There are so many positives
to life in a smaller town, but here’s a downside after decades in DC: you have a bigger choice of grocery stores in
a large metropolitan area. After a few months, I developed a Lowes Food phobia. I will go great lengths to
avoid their stores, even shopping at the Ingles on the way home from the
airport. One Lowes remains a conundrum with all those islands and peninsulas
and other odd shapes, no direct routes, and no logical product placement.
Could the bread be any less
convenient? Maybe that’s why I’m going gluten free.
On the other hand, there’s
heaven on the Square with a glorious farmers market and local produce, meats,
cheese, baked goods, and more.
Life is slower here. Except
the cars, which drive too fast on streets with no sidewalks. Bikes are not so
welcome. I keep riding mine hoping drivers will come to accept non-motorized vehicles.
Twelve months in, it seems unlikely.
Speaking of roads, I am still
amazed at how quickly I adapted from living in the region with the nation’s
worst traffic to being annoyed at turning left without a light onto 127, or Center Street, or 2nd Street, or
whatever its name is.
But, I don't get as lost as I used to. I even know some shortcuts. Well, I
think they are shortcuts. I know a lifer would laugh, but I feel pretty smug knowing
what to do – sort of – around Highland Avenue. My husband is impressed.
After four decades in the nation's capital, I understand quadrants and
street-naming conventions. Washington has numbered and lettered streets as well as avenues,
many named after states, but it doesn’t have avenues and avenue drives and
streets and street places, circles, and courts and who knows what else.
Recently, I was totally flummoxed at the intersections of 24th Ave.
NE and 24th Street NE. There is one friend’s house that I have only gotten to on the first
try once -- and I wasn’t even going there.
I now know people here don’t
talk in terms of street names, it’s all landmarks, but how is a newcomer
supposed to know which Lowes is the one that used to be Harris Teeter?
Twelve months in, I’m
beginning to feel more at home. I now see people I know at the farmers market.

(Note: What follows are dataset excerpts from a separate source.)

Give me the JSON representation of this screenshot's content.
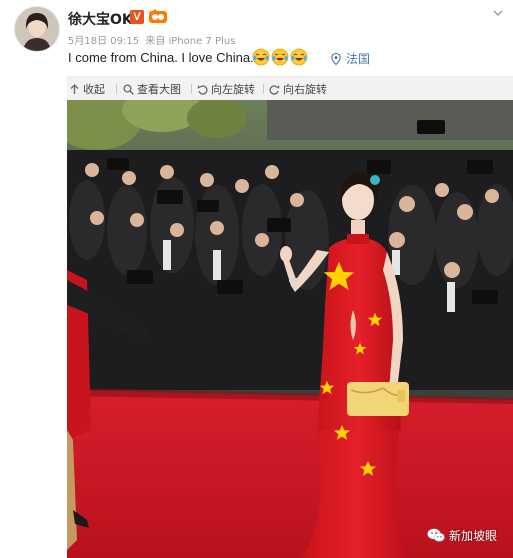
{
  "post": {
    "username": "徐大宝OK",
    "vip_badge": "V",
    "date": "5月18日 09:15",
    "source_prefix": "来自",
    "source": "iPhone 7 Plus",
    "text": "I come from China. I love China.",
    "emoji_icons": [
      "laughing-tears-emoji",
      "laughing-tears-emoji",
      "laughing-tears-emoji"
    ],
    "location": "法国"
  },
  "toolbar": {
    "collapse_label": "收起",
    "view_large_label": "查看大图",
    "rotate_left_label": "向左旋转",
    "rotate_right_label": "向右旋转"
  },
  "photo": {
    "watermark": "新加坡眼"
  },
  "colors": {
    "link": "#4a7ab0",
    "vip_badge": "#e8541b",
    "dress_red": "#d7191c",
    "carpet_red": "#e0202c",
    "star_yellow": "#ffd400"
  }
}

The vendors recognize me. The meat lady knows I favor the raw ground-up chicken
for our dog; the cheese vendor knows her frozen entrees are my weekly lifesaver (my husband likes her cooking).
Like so many other things, it
takes about a year to grow accustomed. I still miss my dear friends and old haunts. Yet, we
like it here. Hickory just may be on its way to becoming home.